Inutile dire che prima di approcciarsi a questa lettura è consigliabile aver incontrato la voce dell'autore in “Neve di primavera”.
Se il primo volume della tetralogia brillava per la levità e la poeticità della scrittura unitamente ad un tessuto narrativo godibile e scorrevole, qua il “gioco” si fa più duro e la lettura richiede impegno.
A questo secondo volume, Mishima affida il suo credo, tutta la sua ideologia nazionalista, patriottica e nostalgica.

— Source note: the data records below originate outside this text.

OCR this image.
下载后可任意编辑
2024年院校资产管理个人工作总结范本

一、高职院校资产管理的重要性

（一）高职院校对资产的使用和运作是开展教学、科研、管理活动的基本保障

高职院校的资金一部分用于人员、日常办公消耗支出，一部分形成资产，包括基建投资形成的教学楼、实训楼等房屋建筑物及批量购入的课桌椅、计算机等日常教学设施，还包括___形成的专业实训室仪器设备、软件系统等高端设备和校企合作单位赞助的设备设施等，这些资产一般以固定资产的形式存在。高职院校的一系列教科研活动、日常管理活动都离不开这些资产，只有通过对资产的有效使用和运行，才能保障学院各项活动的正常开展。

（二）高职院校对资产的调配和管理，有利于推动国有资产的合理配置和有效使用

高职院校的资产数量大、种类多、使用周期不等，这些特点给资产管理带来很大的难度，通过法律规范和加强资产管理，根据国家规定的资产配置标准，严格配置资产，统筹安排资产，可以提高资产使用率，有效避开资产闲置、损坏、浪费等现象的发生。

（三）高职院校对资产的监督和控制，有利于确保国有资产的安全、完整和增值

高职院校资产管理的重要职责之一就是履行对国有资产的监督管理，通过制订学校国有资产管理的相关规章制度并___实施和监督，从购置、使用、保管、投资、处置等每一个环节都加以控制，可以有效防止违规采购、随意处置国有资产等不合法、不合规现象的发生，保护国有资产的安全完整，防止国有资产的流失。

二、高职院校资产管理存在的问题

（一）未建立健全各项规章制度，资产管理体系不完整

Ad attenderci è uno spaccato socio-politico nipponico a cavallo tra '800 e '900; l'avvento del capitalismo, il collasso dell'economia, la devozione per la figura dell'Imperatore.
Tanta parte della narrazione è dedicata alla ricostruzione di eventi storici, con citazioni di antichi testi nazional popolari, vere e proprie fonti ispiratrici per lo sviluppo del pensiero e della tradizione giapponese.

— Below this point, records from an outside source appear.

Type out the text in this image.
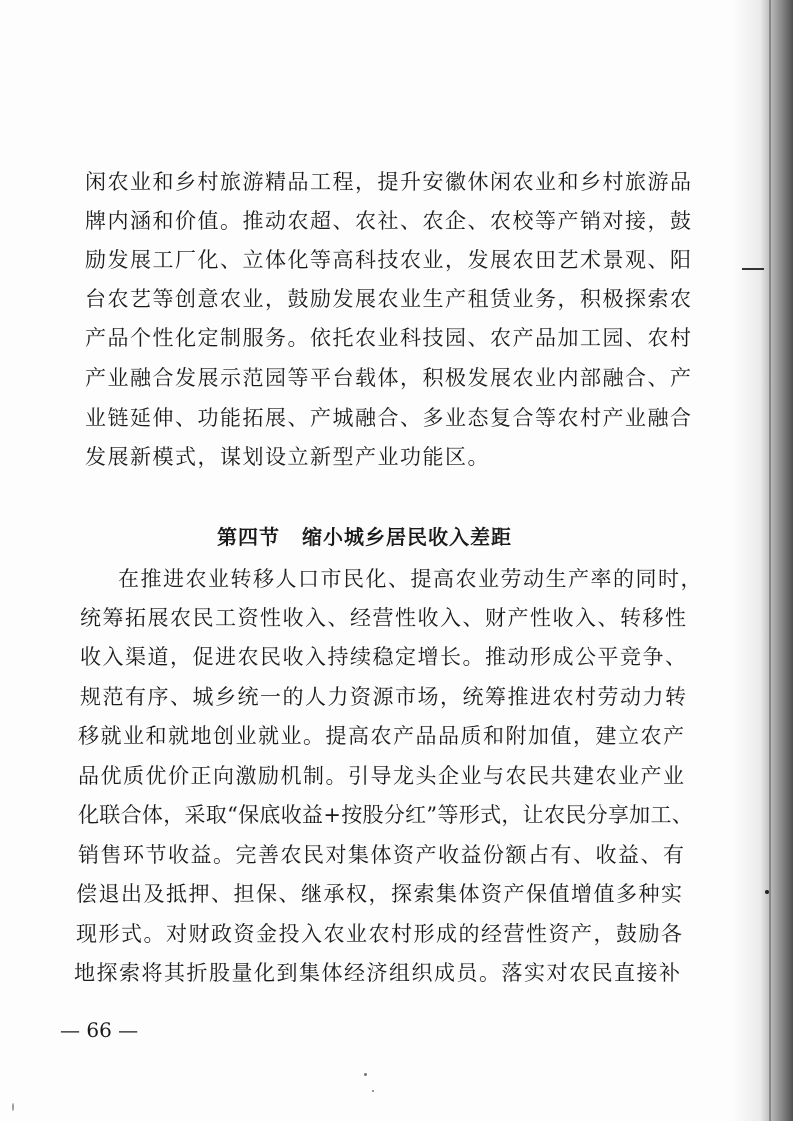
闲农业和乡村旅游精品工程，提升安徽休闲农业和乡村旅游品
牌内涵和价值。推动农超、农社、农企、农校等产销对接，鼓
励发展工厂化、立体化等高科技农业，发展农田艺术景观、阳
台农艺等创意农业，鼓励发展农业生产租赁业务，积极探索农
产品个性化定制服务。依托农业科技园、农产品加工园、农村
产业融合发展示范园等平台载体，积极发展农业内部融合、产
业链延伸、功能拓展、产城融合、多业态复合等农村产业融合
发展新模式，谋划设立新型产业功能区。
第四节 缩小城乡居民收入差距
在推进农业转移人口市民化、提高农业劳动生产率的同时，
统筹拓展农民工资性收入、经营性收入、财产性收入、转移性
收入渠道，促进农民收入持续稳定增长。推动形成公平竞争、
规范有序、城乡统一的人力资源市场，统筹推进农村劳动力转
移就业和就地创业就业。提高农产品品质和附加值，建立农产
品优质优价正向激励机制。引导龙头企业与农民共建农业产业
化联合体，采取“保底收益+按股分红”等形式，让农民分享加工、
销售环节收益。完善农民对集体资产收益份额占有、收益、有
偿退出及抵押、担保、继承权，探索集体资产保值增值多种实
现形式。对财政资金投入农业农村形成的经营性资产，鼓励各
地探索将其折股量化到集体经济组织成员。落实对农民直接补
— 66 —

Questo è un romanzo in cui il tessuto narrativo si avviluppa a pagine dense di storia politica di un paese rimasto sempre un po' avvolto da un alone fumoso, un paese in cui la corsa all'occidentalizzazione si è sempre scontrata con i fortissimi retaggi culturali ancorati ad un passato colmo di tradizioni.
La penna di Mishima si adatta a ciò che richiede il contenuto, assumendo connotati più didascalici, rimanendo tuttavia nitida e profonda quando coglie gli stati d'animo ed accarezza i pensieri dei suoi personaggi.

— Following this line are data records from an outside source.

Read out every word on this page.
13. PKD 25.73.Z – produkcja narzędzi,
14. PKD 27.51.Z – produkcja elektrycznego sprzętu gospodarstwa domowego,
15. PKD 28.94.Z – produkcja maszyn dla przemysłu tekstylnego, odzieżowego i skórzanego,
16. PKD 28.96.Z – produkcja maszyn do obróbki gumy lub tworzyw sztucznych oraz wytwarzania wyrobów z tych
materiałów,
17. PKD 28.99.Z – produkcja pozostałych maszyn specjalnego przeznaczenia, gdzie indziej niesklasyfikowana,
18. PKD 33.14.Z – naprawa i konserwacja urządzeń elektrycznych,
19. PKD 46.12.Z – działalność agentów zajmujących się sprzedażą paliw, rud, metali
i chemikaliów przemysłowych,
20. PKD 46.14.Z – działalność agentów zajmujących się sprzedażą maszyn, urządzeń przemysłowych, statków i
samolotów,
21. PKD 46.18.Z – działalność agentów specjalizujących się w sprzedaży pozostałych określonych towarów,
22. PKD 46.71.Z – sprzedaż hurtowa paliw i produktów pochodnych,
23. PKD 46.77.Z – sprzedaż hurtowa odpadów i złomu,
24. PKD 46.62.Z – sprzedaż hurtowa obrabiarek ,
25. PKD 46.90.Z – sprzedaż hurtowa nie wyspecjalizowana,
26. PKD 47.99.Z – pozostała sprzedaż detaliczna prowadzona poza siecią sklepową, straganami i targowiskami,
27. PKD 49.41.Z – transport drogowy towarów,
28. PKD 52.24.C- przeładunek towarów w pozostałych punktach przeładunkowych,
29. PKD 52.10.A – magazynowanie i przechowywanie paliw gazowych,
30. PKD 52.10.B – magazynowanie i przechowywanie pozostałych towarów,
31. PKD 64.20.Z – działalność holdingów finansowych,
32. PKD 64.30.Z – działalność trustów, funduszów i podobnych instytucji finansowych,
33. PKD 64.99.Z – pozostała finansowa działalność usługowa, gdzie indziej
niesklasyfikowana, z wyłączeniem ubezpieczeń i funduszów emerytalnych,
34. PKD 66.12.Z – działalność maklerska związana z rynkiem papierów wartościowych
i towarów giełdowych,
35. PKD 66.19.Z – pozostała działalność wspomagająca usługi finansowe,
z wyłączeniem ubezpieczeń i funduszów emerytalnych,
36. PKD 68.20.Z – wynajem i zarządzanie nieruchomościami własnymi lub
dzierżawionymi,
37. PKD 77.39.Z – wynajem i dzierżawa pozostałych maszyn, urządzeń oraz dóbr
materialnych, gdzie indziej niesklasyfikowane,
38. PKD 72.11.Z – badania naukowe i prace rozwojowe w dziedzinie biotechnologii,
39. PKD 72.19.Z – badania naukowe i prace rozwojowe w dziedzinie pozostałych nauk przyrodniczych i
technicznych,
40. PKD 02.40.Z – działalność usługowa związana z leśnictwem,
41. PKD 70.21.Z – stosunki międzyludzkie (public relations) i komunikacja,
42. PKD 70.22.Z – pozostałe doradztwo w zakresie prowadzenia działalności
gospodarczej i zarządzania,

Nel complesso è un lavoro di cui è impossibile non apprezzarne l'ampiezza del contenuto e la forza dapprima velata eppoi più scoperta del pensiero dell'autore, abilmente trasfusa nel corso dell'intera narrazione.
Una lettura dall'intenso sapore di testamento ideologico che assorbe tanta attenzione da parte del pubblico, ma che lo ricompensa con un epilogo in cui tutti i fili del pensiero convergono e danno forma e sostanza al romanzo.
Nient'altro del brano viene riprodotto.